According to a testimonial, the whole incident was pretty thought through. The robbers replaced Stallman's bag with an identical, albeit empty one at the end of the talk. On top of it, the canera on which the whole conference (and probably the robbers) was filmed got stolen too. The op name is lucas romero if you want to try to find it. ill post a link when i get home
And in today's world, avoiding third-world nations "just because" is ridiculous. You're saying that executives from Apple should never have gone to China. You're saying that Venezuela, a member of OPEC, should never have members from other OPEC nations visiting there. And where do you draw the line...I'm not sure I'd consider Argentina a third-world country just because they had an economic breakdown...and there is no way they are more akin to an African country than a Western one. If a financial meltdown with long-term effects qualifies a country for third world status, then why not Japan? They still haven't recovered from the financial collapse that happened in the 90s.

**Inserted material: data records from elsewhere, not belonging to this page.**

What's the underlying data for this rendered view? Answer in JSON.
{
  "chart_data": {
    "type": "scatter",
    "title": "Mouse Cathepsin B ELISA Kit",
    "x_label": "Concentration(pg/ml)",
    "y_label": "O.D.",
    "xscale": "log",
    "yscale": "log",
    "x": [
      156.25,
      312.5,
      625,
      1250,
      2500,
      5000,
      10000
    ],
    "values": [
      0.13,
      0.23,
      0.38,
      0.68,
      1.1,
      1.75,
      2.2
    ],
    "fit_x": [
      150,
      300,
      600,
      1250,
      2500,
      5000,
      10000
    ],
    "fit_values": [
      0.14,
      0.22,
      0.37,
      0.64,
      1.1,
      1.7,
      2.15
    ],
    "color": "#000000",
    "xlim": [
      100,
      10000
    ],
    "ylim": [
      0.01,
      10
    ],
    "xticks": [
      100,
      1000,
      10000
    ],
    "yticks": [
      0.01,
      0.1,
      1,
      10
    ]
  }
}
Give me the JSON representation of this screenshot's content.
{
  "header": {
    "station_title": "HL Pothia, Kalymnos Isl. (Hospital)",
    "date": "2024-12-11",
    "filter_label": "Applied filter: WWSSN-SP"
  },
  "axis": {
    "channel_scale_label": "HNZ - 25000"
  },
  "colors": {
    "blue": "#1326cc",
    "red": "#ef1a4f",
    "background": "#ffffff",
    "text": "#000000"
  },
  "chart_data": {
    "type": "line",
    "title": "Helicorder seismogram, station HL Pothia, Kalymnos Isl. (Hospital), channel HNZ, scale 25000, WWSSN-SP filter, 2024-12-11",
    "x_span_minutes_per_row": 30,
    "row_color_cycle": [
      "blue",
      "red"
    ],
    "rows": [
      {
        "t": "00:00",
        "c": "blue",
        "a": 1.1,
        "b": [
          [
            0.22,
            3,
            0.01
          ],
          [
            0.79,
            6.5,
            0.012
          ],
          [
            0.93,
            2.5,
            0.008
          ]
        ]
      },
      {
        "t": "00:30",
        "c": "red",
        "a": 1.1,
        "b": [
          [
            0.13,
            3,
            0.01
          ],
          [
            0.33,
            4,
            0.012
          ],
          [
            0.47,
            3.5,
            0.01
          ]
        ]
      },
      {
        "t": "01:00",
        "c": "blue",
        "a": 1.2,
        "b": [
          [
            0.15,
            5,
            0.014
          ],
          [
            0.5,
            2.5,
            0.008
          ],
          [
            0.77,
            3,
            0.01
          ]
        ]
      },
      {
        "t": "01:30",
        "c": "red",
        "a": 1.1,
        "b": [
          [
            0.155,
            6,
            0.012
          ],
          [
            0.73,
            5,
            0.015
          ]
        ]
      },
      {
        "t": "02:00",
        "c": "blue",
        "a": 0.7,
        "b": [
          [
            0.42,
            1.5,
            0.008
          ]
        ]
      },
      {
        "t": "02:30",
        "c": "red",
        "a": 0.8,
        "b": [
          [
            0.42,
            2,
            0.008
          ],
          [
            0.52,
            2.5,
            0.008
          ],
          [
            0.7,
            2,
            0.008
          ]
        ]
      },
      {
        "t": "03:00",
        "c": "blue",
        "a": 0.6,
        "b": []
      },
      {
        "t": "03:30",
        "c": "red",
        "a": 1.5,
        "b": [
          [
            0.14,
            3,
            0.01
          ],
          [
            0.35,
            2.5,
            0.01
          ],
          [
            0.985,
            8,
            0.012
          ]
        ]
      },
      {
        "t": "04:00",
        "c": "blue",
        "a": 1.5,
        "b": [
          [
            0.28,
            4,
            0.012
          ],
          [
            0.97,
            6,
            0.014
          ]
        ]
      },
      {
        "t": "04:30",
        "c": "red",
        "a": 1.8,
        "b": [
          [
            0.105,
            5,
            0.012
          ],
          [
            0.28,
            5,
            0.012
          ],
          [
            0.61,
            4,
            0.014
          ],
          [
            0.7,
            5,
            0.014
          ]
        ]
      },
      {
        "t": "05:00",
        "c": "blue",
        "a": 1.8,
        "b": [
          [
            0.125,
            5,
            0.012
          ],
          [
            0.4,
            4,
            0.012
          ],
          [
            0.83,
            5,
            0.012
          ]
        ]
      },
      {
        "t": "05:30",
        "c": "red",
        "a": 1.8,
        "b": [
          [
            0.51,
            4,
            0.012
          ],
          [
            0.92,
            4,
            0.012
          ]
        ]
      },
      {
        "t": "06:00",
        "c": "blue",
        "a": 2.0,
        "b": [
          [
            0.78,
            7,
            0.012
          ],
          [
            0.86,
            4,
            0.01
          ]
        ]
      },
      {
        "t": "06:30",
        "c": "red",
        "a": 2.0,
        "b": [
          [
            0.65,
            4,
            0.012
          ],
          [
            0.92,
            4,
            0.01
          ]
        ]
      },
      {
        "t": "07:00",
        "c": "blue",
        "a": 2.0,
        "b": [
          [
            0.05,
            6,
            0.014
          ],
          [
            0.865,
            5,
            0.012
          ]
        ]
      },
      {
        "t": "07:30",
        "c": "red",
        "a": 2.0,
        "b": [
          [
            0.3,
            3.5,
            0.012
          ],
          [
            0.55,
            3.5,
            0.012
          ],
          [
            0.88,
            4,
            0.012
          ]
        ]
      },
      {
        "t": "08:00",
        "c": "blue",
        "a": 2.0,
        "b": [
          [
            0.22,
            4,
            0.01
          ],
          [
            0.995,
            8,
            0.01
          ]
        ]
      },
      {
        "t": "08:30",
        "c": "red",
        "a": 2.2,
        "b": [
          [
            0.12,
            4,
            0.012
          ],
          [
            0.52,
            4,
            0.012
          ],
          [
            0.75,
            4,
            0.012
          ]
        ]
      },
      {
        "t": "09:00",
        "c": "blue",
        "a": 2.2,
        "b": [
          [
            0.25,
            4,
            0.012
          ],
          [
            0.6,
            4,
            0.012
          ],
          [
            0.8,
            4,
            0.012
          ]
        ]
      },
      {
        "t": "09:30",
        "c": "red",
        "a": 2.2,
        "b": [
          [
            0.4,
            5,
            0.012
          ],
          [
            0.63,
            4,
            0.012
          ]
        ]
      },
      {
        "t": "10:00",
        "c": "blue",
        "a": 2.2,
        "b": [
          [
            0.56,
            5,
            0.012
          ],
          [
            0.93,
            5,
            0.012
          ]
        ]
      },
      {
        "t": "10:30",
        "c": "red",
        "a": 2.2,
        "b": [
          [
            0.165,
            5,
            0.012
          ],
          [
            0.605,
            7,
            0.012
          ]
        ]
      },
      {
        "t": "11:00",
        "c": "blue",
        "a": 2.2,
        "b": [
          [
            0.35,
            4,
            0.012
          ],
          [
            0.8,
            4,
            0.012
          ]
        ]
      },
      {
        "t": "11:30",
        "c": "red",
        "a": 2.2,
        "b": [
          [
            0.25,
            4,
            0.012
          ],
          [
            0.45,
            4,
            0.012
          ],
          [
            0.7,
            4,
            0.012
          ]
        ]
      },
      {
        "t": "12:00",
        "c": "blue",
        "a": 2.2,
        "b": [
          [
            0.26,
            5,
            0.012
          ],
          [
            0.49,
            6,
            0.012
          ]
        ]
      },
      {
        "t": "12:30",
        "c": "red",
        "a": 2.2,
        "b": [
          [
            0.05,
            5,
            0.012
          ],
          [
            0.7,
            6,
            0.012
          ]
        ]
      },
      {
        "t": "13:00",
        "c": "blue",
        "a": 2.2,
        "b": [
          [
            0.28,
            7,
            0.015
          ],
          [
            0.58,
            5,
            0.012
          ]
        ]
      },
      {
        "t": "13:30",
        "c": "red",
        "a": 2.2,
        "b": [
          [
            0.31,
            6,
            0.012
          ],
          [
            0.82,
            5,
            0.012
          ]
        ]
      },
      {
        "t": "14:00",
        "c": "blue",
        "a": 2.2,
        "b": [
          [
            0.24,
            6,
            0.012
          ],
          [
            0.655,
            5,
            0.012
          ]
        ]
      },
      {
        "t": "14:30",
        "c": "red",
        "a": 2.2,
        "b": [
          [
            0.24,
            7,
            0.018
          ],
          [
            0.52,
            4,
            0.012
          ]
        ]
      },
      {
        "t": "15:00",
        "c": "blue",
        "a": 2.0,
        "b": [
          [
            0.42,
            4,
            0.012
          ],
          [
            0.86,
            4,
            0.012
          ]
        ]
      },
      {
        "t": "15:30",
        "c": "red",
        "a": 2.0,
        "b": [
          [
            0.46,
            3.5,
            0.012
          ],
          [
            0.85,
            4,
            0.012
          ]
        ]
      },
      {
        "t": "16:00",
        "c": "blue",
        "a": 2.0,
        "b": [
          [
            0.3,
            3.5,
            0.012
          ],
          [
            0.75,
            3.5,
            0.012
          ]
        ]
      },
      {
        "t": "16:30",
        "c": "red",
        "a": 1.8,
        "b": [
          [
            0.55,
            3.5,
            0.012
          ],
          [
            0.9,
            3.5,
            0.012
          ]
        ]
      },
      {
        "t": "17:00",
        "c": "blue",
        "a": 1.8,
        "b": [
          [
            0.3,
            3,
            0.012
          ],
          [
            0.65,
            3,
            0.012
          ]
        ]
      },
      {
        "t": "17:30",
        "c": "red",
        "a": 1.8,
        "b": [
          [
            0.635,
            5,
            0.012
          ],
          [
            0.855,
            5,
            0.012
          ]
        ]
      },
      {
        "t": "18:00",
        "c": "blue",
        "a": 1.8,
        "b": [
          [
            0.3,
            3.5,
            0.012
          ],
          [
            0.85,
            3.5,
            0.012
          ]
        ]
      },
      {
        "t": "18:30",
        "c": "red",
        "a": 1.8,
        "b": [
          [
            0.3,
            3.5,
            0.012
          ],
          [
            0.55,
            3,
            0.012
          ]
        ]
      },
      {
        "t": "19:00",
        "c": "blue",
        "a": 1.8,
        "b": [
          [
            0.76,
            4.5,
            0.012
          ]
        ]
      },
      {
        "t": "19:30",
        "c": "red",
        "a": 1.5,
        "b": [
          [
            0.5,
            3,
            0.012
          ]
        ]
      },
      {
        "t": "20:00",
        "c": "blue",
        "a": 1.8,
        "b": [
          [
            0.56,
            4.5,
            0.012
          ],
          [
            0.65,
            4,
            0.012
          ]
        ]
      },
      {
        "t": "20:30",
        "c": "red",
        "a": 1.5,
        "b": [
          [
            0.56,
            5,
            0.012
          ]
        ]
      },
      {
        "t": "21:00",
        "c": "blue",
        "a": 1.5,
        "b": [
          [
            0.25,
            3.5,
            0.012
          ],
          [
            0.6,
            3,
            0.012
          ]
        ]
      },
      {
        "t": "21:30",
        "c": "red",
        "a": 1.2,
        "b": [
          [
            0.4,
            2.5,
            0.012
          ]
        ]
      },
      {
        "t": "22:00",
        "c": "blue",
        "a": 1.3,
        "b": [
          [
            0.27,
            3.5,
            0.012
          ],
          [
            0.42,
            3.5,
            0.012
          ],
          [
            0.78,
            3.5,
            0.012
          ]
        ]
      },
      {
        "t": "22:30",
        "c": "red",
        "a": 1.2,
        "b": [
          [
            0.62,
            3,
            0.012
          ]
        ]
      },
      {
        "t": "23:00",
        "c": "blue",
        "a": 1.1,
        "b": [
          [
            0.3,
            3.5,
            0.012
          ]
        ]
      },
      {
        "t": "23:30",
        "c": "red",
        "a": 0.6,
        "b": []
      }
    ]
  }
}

And let's keep something in mind...this was Richard Stallman speaking at a conference in a major city. This was not him going off into a remote area in the countryside to dig a well. There are places in most American states where he'd be statistically more likely to come to harm than he was in that hotel. Petty crime is what happens in such places, and little else.
The reason why the post had been modded down...and why it should still be, even if it is not...is because the whole point of it is ridiculous. For a soccer mom to avoid nations with shaky economies? Fine, if a bit wimpy. But for large-impact entities...be they people or simply influential people at large organizations...to shun safe areas in third-world countries because of petty crime is entirely infeasible, self-defeating, and frankly smacks of the armchair thinking of someone who has never ventured outside middle America. The world is global; that's how it is now.

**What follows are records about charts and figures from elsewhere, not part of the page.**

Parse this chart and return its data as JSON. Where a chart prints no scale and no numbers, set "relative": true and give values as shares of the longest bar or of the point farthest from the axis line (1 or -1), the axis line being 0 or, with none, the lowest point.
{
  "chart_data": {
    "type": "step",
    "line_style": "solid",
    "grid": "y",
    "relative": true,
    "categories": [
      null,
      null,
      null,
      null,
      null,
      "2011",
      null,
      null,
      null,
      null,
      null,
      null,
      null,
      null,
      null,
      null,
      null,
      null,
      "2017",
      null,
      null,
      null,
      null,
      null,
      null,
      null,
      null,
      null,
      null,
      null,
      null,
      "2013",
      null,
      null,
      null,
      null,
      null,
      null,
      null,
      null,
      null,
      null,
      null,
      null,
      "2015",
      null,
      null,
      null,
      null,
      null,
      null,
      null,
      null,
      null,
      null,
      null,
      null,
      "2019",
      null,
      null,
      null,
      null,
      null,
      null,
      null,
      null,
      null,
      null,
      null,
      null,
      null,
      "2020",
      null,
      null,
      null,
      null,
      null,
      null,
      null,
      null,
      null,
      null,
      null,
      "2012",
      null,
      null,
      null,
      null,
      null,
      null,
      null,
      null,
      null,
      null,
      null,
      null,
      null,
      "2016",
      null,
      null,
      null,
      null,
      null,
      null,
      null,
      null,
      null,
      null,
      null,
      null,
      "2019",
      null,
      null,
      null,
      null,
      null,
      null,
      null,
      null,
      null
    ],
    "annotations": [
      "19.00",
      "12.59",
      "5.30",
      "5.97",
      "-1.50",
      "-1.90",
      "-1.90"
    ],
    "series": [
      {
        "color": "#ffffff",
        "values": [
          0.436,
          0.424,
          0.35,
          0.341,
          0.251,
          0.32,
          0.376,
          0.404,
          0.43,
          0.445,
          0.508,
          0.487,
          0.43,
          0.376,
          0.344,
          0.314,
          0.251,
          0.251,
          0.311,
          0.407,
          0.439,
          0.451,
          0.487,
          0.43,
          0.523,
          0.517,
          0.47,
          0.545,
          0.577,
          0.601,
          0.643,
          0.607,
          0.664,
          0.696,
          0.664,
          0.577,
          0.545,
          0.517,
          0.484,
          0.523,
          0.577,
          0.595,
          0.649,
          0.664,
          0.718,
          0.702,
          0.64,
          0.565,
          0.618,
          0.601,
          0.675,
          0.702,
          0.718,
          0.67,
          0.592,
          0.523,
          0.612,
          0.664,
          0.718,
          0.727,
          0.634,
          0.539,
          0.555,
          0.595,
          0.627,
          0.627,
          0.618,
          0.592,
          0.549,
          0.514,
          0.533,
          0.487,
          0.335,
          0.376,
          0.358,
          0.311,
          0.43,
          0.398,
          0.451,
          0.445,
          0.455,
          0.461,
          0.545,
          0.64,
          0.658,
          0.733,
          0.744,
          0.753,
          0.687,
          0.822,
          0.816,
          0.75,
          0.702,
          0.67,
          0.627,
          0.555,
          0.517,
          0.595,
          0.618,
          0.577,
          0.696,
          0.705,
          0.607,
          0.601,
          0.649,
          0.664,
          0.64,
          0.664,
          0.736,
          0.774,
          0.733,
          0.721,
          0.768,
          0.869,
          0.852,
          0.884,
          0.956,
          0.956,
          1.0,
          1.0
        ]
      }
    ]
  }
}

For your security, this post has been encrypted with ROT-13, twice.
As someone how lives in buenos aires, I must tell you; you're quite wrong.
I know which places to go to, and which no to go to. If you take a wrong turn, and walk 4 blocks down the wrong street, it might be your last wrong turn. Or you might just get mugged.
I had a friend who got mugged waiting for the bus on their first trip to BA. It wan't just her though; it was the entire line of people waiting for the bus. Inside the main Terminal in Retiro, Buenos Aires.
It's a mix... you have a small area that's first-world-ish, and the area next to it is almost third-world-ish.
Well, Mexico is technically in North America. Nevertheless, what's happening in mexico (drug killings) isn't new.
I'm not saying Argenina is a great economy, but I hate being compared to Somalia or whatever. Whenever someone mentions that living in Argentina is "bad" I just let pictures talk:
http://img301.imageshack.us/img301/1020/catalinas2.jpg
http://img25.imageshack.us/img25/3406/096catalinasnorte.jpg
https://ayudabuenosaires.files.wordpress.com/2011/02/obelisco-av-9-de-julio.jpg
I know that's just the capital, and things are MUCH better there. But I'll start to worry the day it stops looking as shiny as now.